Monday, January 30, 2006

Community Blogs

Last week I was running through my normal RSS/blog reads. Hit the social media blogs. Hit the advertising blogs. Hit the youth culture blogs. Hit the community focused blogs. Wait. There aren't any. Or more correctly there aren't many.

I talked to a couple of friends about this and received a couple of really good recommendations and found a couple of others that I will link to at the end here. But what am I talking about? If you go back to communities 2.0, (I would argue that Usenet and BBS systems were probably virtual communities 1.0) there was a lot of excitement and interest around Geocities and iVillage and the like. With the flameout of the advertising market there was in my opinion a vast discrediting of the community space as large ugly noisy places with lots of people and no business models to speak of.

Fast forward to today (Community 3.0) and you have the monsters of the community space in the likeness of MySpace, Xanga, Live Journal in the youth market in addition to the various online gaming communities around Warcraft, Everquest, etc. What I don't really see though are the serious discussions about how communities form, or how do communities govern themselves, or what are the different types of members of communities etc. etc.

I am sure there is more out there than I am finding but in general see a lack of concentrated thought and discussion on some of the more academic or cerebral parts around a community. My obvious fascination grows out of my past experience watching a large artist community at MP3.com and my current experience watching the fledgling community on Rabble where the most interesting commonality is that it is generally an entirely mobile phone based community.

Maybe Dana Boyd will be taking on this subject in the coming months. (I hope so)

Some of the recommendations I was given or that were made to me were the following:

The Digital Vision Project from Reuters/Stanford.

Christopher Allen - Life with Alacrity

Corante's Many to Many

Have some ones I should check out?

4 comments:

Anonymous said...

Nancy White has been talking about online communities for a good 10 years and she is definitely talking and thinking about blogging and community.

I assume you've not yet clicked into Technorati and searched for tags like "online community" "community indicators" and done the same with delicious or you would probably have already found your way to Nancy and others who discuss these topics.

Most blogging conferences touch on this topic as well - Northern Voice, Blogon, SXSW is getting in on the act and of course Blogher.

Derrick said...

I think my comments were broken.
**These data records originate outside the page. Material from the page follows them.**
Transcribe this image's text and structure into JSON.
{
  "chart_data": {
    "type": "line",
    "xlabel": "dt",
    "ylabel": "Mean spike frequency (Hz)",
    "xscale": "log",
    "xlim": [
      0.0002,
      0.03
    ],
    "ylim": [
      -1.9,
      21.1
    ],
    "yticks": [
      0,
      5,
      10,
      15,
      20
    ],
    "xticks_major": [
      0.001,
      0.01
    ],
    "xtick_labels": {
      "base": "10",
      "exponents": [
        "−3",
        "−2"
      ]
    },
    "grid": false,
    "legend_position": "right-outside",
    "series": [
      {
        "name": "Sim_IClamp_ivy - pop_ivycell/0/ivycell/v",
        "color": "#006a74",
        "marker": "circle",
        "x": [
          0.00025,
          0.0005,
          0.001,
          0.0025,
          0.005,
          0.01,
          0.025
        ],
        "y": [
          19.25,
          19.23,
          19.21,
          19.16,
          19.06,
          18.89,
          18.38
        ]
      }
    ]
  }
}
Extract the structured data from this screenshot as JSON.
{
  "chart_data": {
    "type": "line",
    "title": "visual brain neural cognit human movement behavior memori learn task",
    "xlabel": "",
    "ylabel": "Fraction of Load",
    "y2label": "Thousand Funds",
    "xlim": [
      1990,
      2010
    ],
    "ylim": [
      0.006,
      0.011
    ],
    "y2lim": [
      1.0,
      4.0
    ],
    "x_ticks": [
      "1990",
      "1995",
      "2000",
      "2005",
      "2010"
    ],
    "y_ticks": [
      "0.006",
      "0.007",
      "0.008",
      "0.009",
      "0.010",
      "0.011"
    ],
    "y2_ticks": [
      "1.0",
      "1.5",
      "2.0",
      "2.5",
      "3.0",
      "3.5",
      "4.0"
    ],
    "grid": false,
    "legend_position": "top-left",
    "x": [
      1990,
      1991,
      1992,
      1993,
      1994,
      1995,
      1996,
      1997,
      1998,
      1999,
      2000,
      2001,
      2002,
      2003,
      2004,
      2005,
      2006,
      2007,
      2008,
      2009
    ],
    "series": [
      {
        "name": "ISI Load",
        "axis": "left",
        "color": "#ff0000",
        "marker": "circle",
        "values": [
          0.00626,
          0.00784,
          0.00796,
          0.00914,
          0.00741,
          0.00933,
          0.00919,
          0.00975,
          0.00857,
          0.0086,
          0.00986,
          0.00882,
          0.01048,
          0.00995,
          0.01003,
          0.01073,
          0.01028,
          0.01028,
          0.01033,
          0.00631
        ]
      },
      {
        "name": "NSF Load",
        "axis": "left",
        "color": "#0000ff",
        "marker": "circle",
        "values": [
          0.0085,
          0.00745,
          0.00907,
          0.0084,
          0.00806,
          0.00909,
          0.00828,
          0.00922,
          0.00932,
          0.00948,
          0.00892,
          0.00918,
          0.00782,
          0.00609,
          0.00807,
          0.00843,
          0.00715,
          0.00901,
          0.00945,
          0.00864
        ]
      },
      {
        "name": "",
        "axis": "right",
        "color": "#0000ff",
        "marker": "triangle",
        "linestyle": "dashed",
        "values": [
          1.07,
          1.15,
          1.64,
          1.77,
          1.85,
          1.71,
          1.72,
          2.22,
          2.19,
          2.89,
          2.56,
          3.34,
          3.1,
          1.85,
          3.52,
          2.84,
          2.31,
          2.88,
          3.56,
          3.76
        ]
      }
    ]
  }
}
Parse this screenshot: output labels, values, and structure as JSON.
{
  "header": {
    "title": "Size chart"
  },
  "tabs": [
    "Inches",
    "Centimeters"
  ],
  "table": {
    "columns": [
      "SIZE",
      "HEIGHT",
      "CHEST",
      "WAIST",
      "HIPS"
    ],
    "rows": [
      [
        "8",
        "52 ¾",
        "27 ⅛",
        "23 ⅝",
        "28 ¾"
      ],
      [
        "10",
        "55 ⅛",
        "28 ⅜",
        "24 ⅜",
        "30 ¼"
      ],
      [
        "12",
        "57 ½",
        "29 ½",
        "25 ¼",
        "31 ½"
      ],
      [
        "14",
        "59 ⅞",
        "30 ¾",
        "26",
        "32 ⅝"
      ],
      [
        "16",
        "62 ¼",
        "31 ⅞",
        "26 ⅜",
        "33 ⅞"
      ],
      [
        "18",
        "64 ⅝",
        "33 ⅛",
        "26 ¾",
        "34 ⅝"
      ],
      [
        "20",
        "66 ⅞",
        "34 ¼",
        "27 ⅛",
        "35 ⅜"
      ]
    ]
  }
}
Thanks for the reference. I hadn't looked through Technorati thanks for the pointer.

Scott said...

You might also check out Lee LeFever's CommonCraft, though is it on hiatus while he travels around the world. The Archives are worth a dig.

And here are some others that I peruse:

Randy Moss
Community Mobilization
http://www.como.typepad.com/

Robin Hamman
cybersoc.com
http://cybersoc.blogs.com/

Christopher Carfi
The Social Customer Manifesto
http://www.socialcustomer.com/

Danyel Fisher
Made out of people
http://drzaius.ics.uci.edu/blogs/danyelf/
(He hasn't posted since August, but his work is really interesting)

Nancy White said...

I'd add the work of Eugene Eric Kim of Blue Oxen, Rheingold and company's moblogging site, and any of the people blogging about communities of practice!